La bibliothèque libre.
Lecoffre (Œuvres complètes volume 11, 1873p. 33-36).

VII
A M. L.
Paris, 9 mars 1843

Mon cher ami, Vous devez me trouver bien coupable. Après tant de projets de travail concertés ensemble, après tant. de bons entretiens échanges, mon silence de deux mois peut vous paraître inexcusable. Il le serait en effet, si deux grands travaux, l’un pour le Correspondant[1] , l’autre pour les Annales de la Propagation de la Foi[2], n’avaient rempli toutes mes heures et vous savez que mes devoirs ne m’en laissent pas beaucoup. Je viens d’achever six semaines des plus laborieuses que j’aie passées en ma vie ; me refusant toute distraction, et prenant sur mes nuits. Vous savez combien j’ai la composition difficile, et j’ai besoin plus que jamais de ne pas laisser rouiller ma plume elle devient comme une vieille rapière qu’on ne peut plus tirer du fourreau. Vous recevrez mon article imprimé à part, avec un bout d’exorde qui en fait ce qu’il était d’abord, la première leçon et le plan général de mon cours pour cette année. J’aimerais que’vous m’en dissiez votre sentiment.
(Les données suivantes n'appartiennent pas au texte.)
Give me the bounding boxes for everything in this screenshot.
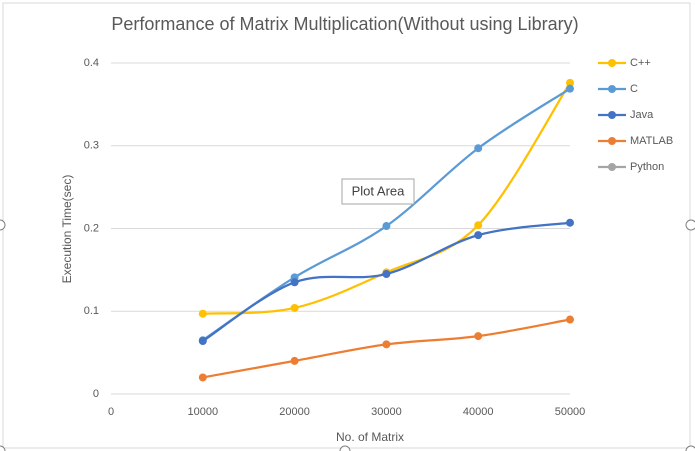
- tooltip-box: [341, 178, 415, 205]
- resize-handle[interactable]: [0, 445, 6, 451]
- legend-swatch: [608, 163, 616, 171]
- point: [474, 332, 483, 341]
- y-tick-label: 0.3: [84, 140, 99, 152]
- legend-label: Python: [630, 161, 664, 173]
- x-axis-label: No. of Matrix: [336, 430, 404, 444]
- point: [474, 144, 483, 153]
- legend-swatch: [608, 59, 616, 67]
- legend: C++ C Java MATLAB Python: [598, 57, 673, 173]
- point: [474, 221, 483, 230]
- legend-label: Java: [630, 109, 654, 121]
- point: [566, 78, 574, 87]
- point: [290, 303, 299, 312]
- x-tick-label: 10000: [188, 406, 219, 418]
- resize-handle[interactable]: [685, 445, 695, 451]
- point: [290, 356, 299, 365]
- legend-label: MATLAB: [630, 135, 673, 147]
- legend-swatch: [608, 137, 616, 145]
- point: [566, 315, 574, 324]
- point: [382, 340, 391, 349]
- point: [198, 309, 207, 318]
- legend-label: C: [630, 83, 638, 95]
- x-tick-label: 20000: [279, 406, 310, 418]
- x-tick-label: 0: [108, 406, 114, 418]
- legend-swatch: [608, 85, 616, 93]
- plot-area: 0 0.1 0.2 0.3 0.4 0 10000 20000 30000 40000 50000: [84, 57, 586, 418]
- tooltip: Plot Area: [352, 183, 406, 198]
- point: [566, 84, 574, 93]
- y-tick-label: 0.2: [84, 222, 99, 234]
- chart-title: Performance of Matrix Multiplication(Wit…: [111, 14, 578, 34]
- point: [566, 218, 574, 227]
- resize-handle[interactable]: [339, 445, 351, 451]
- point: [290, 278, 299, 287]
- x-tick-label: 30000: [371, 406, 402, 418]
- x-tick-label: 40000: [463, 406, 494, 418]
- y-tick-label: 0: [93, 388, 99, 400]
- x-tick-label: 50000: [555, 406, 586, 418]
- y-tick-label: 0.1: [84, 305, 99, 317]
- legend-label: C++: [630, 57, 651, 69]
- resize-handle[interactable]: [0, 219, 6, 231]
- point: [198, 337, 207, 346]
- y-axis-label: Execution Time(sec): [60, 175, 74, 284]
- y-tick-label: 0.4: [84, 57, 99, 69]
- legend-swatch: [608, 111, 616, 119]
- point: [382, 270, 391, 279]
- resize-handle[interactable]: [685, 219, 695, 231]
- point: [474, 231, 483, 240]
- point: [382, 222, 391, 231]
- point: [198, 373, 207, 382]
- series-line: [202, 82, 571, 315]
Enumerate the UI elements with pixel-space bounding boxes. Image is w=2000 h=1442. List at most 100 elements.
Ne croyez pas cependant, mon cher ami, que j’eusse oublié pour mes études personnelles les desseins de collaboration que nous avions formés. Il y a plus d’un mois, je vis M. Cousin, et je causai longuement avec lui de notre entreprise. Il l’approuva fort. Il trouva surtout le choix de l'Itinerarium excellent. Quant à saint Thomas, il balançait entre la traduction d’un opuscule a choisir entre trois ou quatre qu’il me désignait, ou d’un traité détaché de la Somme, qui aurait l’avantage de mieux montrer sa manière et sa méthode, pourvu néanmoins qu’on traduisit exactement, courageusement, sans mutiler. Il m’engageait à ne point trop tenir à Roger Bacon, m’offrant néanmoins de me donner, si je le voulais, un traité inédit de ce docteur. Il estime que le style de cette version devrait être cherché dans les écrits théologiques de Bossuet, dans la préface de la Perpétuité de Foi d’Arnauld, dans Malebranche, tous excellents modèles d’un langage classique, en même temps que fidèles aux traditions de l’école. Enfin, M. Cousin croit à la possibilité, à la probabilité du succès. D’un autre côté nous avons été moins heureux. Toutes les recherches pour trouver détaches les opuscules de saint Bonaventure sont demeurées inutiles. Mais n’est-ce pas une chose honteuse, déplorable, que dans une ville métropolitaine comme la vôtre, où il y a archevêché, chanoines, séminaires, les œuvres du Docteur Séraphique ne se trouvent nulle part ? Voilà l’effet de l’expulsion des moines. Si vous aviez des Cordeliers,’ soyez sûr qu’elles ne manqueraient pas dans leur bibliothèque.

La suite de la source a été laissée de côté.